Angélica se mantém em silêncio, enquanto fazem a refeição. Terminado o jantar, o casal fica um tempo considerável na janela do apartamento, olhando a noite berlinense. Do nada, a empresária pergunta ao futuro editor onde gostaria de celebrar o casamento. Ele olha para ela e responde sorrindo: “- Na Lua, como dizia o seu irmão. Lá ninguém nos incomodaria”. Fica sério e diz: “- Desde que estejas comigo, não tenho preferência, mas bem que podia ser naquela cidade em que você me encontrou”.

– Bobo! Estando contigo, também pode ser em qualquer lugar.

– Por mim, pode até ser naquela fazenda onde passamos o final de semana antes de vir para cá. Mas só eu e você uma semana, sem celular, sem Eleanora e dona Judith. Sem Tarsila, sem Amadeu, enfim, sem o mundo externo.

– Achei que quereria conhecer a Europa ou a América, a Ásia.

– Isso pode ser depois, quando tudo estiver bem consolidado entre nós ou mesmo fazermos isso junto de Amadeu e Tarsila. Desejo um lugar tranquilo em que possamos acordar com o barulho da vida a pulsar através da natureza e lá me pareceu um local ideal e não vamos gastar nada.

– Não sabia que meu futuro marido era pão-duro!

– Dinheiro não dá em árvores e se só gastarmos, um dia ele acaba. O que vocês têm é de vocês. Quero construir o nosso patrimônio: meu e seu. Eu não tenho nada, vou começar do zero com a editora e com o dinheiro da indenização que nunca reclamei. Desejo que ela seja independente das suas empresas.

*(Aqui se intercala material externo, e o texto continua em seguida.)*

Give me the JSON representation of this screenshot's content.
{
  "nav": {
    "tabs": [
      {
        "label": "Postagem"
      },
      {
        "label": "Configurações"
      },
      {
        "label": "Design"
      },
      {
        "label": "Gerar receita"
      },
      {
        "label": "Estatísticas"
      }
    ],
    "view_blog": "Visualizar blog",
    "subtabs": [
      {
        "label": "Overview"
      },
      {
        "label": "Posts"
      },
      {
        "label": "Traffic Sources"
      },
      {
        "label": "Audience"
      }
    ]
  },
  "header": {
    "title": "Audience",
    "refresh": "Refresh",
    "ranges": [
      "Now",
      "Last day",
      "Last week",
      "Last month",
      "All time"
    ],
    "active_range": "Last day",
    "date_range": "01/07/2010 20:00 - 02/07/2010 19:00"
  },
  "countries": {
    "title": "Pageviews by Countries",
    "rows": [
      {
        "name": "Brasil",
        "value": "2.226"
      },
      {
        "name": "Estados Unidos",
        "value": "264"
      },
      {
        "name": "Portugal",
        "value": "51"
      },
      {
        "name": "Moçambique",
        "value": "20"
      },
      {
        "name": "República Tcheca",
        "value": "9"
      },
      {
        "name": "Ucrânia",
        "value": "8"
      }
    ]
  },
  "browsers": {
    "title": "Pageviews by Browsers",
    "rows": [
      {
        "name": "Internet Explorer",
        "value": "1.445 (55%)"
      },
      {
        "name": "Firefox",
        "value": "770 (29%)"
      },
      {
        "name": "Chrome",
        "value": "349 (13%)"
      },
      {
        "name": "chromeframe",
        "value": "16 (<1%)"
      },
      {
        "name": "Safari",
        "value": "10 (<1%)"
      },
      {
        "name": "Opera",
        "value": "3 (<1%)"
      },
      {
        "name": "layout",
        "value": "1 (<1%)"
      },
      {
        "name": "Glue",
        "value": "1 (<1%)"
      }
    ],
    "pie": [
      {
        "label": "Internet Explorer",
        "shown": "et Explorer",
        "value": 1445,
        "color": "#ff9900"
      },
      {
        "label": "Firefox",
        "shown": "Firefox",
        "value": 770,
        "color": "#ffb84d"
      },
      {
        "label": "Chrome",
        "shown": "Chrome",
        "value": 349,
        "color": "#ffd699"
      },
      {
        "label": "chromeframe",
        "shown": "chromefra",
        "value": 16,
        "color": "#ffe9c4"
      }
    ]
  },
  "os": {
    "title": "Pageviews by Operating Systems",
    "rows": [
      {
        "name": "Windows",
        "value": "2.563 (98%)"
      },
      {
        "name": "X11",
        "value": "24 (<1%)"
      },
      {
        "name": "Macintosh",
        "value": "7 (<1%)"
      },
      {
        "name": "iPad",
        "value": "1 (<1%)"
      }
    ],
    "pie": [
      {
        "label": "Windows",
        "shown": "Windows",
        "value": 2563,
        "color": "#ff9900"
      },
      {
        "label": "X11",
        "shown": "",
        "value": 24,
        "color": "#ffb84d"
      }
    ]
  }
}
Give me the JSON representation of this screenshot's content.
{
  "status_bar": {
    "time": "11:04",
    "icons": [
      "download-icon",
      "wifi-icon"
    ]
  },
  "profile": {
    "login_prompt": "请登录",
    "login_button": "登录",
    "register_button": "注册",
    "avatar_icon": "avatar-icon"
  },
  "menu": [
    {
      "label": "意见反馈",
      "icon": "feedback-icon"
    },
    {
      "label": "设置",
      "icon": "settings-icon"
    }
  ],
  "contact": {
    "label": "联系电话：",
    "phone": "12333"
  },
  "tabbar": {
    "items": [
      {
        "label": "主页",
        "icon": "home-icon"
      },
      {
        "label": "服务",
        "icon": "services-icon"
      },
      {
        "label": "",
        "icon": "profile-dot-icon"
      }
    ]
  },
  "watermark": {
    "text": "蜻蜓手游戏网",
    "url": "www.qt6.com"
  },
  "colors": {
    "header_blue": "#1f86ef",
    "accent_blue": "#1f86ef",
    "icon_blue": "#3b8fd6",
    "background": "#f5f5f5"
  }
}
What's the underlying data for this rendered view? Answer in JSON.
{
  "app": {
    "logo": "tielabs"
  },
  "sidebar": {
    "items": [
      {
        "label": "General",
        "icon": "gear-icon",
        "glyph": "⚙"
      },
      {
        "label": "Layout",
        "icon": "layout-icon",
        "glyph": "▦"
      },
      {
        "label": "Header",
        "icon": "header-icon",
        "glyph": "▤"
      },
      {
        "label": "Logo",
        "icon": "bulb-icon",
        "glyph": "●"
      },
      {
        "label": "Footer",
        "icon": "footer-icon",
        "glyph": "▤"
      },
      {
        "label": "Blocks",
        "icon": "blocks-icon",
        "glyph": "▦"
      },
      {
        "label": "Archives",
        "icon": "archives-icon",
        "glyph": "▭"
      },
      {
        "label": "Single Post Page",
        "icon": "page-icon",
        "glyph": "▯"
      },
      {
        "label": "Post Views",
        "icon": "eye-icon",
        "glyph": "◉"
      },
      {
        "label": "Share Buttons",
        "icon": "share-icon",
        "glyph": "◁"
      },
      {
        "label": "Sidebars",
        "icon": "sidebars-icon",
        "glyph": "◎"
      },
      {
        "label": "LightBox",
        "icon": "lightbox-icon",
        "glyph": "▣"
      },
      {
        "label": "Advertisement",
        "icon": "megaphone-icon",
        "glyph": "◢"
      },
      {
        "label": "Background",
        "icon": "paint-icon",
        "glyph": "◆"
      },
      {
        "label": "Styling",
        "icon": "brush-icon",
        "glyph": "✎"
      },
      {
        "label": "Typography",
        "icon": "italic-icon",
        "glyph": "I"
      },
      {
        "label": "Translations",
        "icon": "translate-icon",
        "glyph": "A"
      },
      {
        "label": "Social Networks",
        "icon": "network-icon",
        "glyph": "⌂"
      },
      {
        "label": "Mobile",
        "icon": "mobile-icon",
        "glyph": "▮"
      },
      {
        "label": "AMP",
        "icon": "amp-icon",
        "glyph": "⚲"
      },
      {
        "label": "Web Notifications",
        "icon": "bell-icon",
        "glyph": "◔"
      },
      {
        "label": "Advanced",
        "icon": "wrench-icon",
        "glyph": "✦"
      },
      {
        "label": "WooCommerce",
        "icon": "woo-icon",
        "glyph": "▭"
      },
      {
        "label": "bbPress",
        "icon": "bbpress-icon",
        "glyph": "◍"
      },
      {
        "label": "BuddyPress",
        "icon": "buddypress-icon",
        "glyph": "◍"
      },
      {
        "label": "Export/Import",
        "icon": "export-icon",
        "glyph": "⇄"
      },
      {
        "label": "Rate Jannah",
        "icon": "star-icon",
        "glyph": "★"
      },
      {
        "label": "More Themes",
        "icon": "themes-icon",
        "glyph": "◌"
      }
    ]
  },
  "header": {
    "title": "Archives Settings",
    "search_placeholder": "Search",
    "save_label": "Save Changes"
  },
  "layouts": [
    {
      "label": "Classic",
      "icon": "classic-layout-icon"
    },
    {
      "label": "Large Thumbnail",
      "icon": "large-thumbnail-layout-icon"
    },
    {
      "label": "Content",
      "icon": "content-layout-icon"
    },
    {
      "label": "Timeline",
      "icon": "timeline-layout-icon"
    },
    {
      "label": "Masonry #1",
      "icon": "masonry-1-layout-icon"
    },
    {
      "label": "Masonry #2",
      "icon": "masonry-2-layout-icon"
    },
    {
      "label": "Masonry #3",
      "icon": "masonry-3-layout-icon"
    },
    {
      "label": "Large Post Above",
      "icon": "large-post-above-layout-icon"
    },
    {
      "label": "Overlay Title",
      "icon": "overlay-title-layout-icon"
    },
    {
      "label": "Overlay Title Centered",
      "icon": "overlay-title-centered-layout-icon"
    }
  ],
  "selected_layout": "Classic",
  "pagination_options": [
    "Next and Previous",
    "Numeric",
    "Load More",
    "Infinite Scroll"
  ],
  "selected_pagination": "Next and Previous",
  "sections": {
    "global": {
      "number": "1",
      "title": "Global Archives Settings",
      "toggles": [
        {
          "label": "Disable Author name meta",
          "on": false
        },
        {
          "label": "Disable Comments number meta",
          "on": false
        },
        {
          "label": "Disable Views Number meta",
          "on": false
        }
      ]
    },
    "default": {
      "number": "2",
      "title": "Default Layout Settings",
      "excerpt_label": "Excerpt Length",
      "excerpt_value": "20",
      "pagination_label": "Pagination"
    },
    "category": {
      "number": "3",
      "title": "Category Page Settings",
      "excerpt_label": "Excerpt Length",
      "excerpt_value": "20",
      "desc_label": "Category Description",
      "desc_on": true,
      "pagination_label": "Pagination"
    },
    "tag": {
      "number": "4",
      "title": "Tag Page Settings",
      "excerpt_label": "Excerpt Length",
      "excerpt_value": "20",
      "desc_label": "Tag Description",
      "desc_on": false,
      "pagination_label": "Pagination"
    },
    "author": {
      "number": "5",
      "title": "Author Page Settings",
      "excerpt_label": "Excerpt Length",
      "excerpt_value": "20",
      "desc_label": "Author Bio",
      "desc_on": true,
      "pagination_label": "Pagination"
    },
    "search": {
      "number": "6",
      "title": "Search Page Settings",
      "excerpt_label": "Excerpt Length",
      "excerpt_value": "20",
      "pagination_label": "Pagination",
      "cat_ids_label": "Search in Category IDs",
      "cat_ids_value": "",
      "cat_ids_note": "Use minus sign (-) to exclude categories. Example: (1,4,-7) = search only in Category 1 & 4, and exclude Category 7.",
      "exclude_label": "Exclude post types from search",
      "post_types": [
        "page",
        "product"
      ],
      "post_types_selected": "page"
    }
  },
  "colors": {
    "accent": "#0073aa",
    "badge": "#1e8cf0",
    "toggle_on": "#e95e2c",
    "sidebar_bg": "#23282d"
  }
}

– Trabalharemos juntos nesse seu projeto, meu amor. Estou pensando em reduzir o tempo no escritório de arquitetura ou até vender a minha parte na sociedade, mas fico com um pouco de medo, pois gosto muito do que faço lá.

– Depois então a gente analisa isso. Agora venha aqui. Estou com saudades de seus beijos.

– Márcio! É sério. Quero deixar o escritório e passar mais tempo te ajudando a organizar a sua editora.

– Nem pensar. Quem vai fazer isso é o Roberto. Já conversei com ele. Já me recusei a trabalhar nas suas empresas para não misturar nossa vida com o mundo do trabalho.

– Claro! Se fosse a Fê, com certeza, você aceitaria, mas como sou eu, nada feito. Quer me esconder o quê?

– Tudo. Inclusive isso que a Fernanda será minha secretária para assuntos aleatórios. Porque tanta implicância com ela? Você acha realmente que ela aceitaria trabalhar comigo? Claro que não!

– Olha só! Sou cismada com ela por te conhecer mais do que eu!

– Mas é claro que ela me conhece. Somos amigos há cinco anos. Mas sabe o suficiente de minha pessoa para não me vir nunca como homem, como seu provável marido.

– Tem uma velha ideia que mesmo que você coloque uma raposa banguela no galinheiro, ela de repente pode querer comer as galinhas. No nosso caso, o meu homem.

Márcio deu uma estrondosa gargalhada e disse a ela. “- Faça o seguinte: Fernanda está guardando uma grana para voltar a estudar. Acho que o curso dela tem a ver com a sua área, mas no campo da engenharia. Chame-a para trabalhar contigo e custei o curso dela e peça descontos em seu Imposto de Renda”.

– Deus me livre. Não quero ela perto de mim nem fodendo. Já chega ter que aturá-la como sua amiga. Esse sacrifício eu topo fazer, mas do que isso não dá. Pode parar aí. Não quero o senhor com conversinha com ela pelos cantos da loja.

– Realmente tu és uma rainha diaba, mandona. Vou te mostrar os livros que comprei hoje e de repetente eu possa até começar um processo de traduzi-los para o português.

– Podemos deixar isso para amanhã? Estou com sono e quero dormir, se não se importar.

– Tudo bem. Vamos. Você num quarto e eu em outro. Enquanto você se higieniza ficarei aqui lendo um desses livros.

Angélica não gostou muito da ideia dele, mas se lembrou do que ouviu do pensamento dele quando reclamou em voz baixa que ela só queria fazer os desejos dela e os dele ficaria para depois.

Ao sair do banheiro, foi até a sala, se despedindo do jornalista, dizendo que o esperava no quarto. “- Se você pensar em dormir no outro, vou te buscar nem que seja na porrada! Quero o senhorito na cama comigo, depois que terminar aí a sua leitura”.